Ecartés du palmarès panégyrique, à sa propre demande, Jean-Luc Tricoire a prêté main forte à Pierre Laurent, président de l'Office municipal des sports, pour la remise des souvenirs.


Février 1989, Championnats de France à Strasbourg.

Une nouvelle cible, qui ne ressemble pas du tout à un sanglier, de nouvelles lunettes pour de nouvelles règles du jeu. Les adeptes du tir au sanglier courant ne reconnaissent plus leur discipline. Tout a changé ou presque. D'ailleurs, ils ne doivent plus dire "tir au sanglier courant", mais "tir à la cible mobile". Une véritable révolution.

A tel point que Jean-Luc Tricoire, champion du monde et champion d'Europe en titre, a trébuché lors des derniers championnats de France : troisième (611 points, derrière Abihssira et Roubaud, 617 points) et un rôle de figurant pour quelqu'un qui n'avait semble-t-il plus de leçon à recevoir.

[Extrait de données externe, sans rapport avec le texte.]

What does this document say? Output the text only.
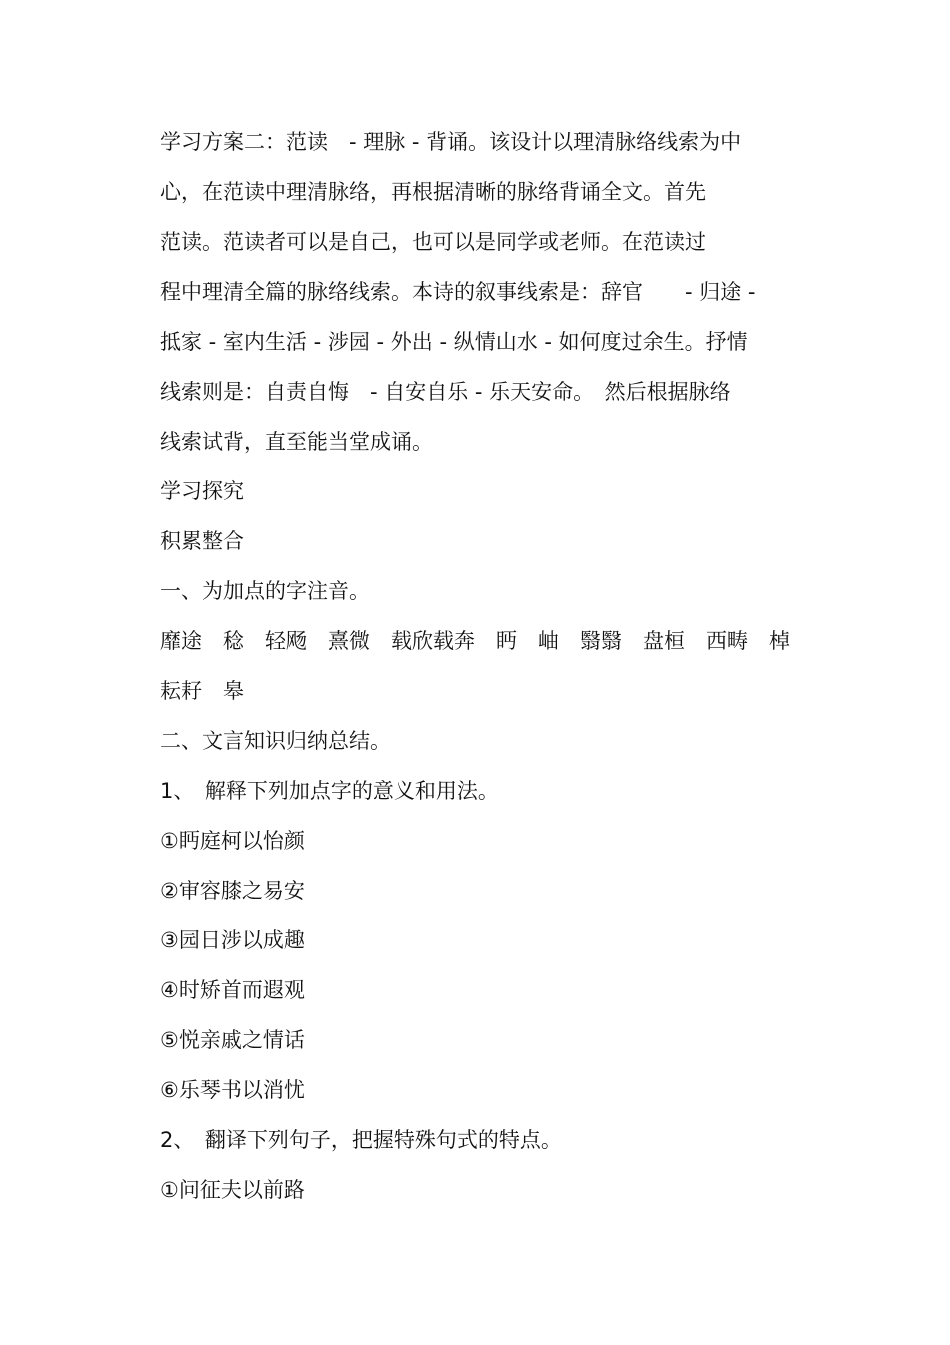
学习方案二：范读　- 理脉 - 背诵。该设计以理清脉络线索为中
心，在范读中理清脉络，再根据清晰的脉络背诵全文。首先
范读。范读者可以是自己，也可以是同学或老师。在范读过
程中理清全篇的脉络线索。本诗的叙事线索是：辞官　　- 归途 -
抵家 - 室内生活 - 涉园 - 外出 - 纵情山水 - 如何度过余生。抒情
线索则是：自责自悔　- 自安自乐 - 乐天安命。　然后根据脉络
线索试背，直至能当堂成诵。
学习探究
积累整合
一、为加点的字注音。
靡途　稔　轻飏　熹微　载欣载奔　眄　岫　翳翳　盘桓　西畴　棹
耘耔　皋
二、文言知识归纳总结。
1、　解释下列加点字的意义和用法。
①眄庭柯以怡颜
②审容膝之易安
③园日涉以成趣
④时矫首而遐观
⑤悦亲戚之情话
⑥乐琴书以消忧
2、　翻译下列句子，把握特殊句式的特点。
①问征夫以前路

Paradoxalement, ce résultat n'est pas catastrophique aux yeux du Châlonnais ; ce n'est même pas une contre-performance, encore moins une déception. Alors que les trois coups européens seront tirés dimanche au Danemark, cette troisième place était pour ainsi dire programmée : "Je ne suis pas surpris. Ces championnats de France ne constituaient pas un objectif. C'était simplement un test" lâche-t-il sans hésitation.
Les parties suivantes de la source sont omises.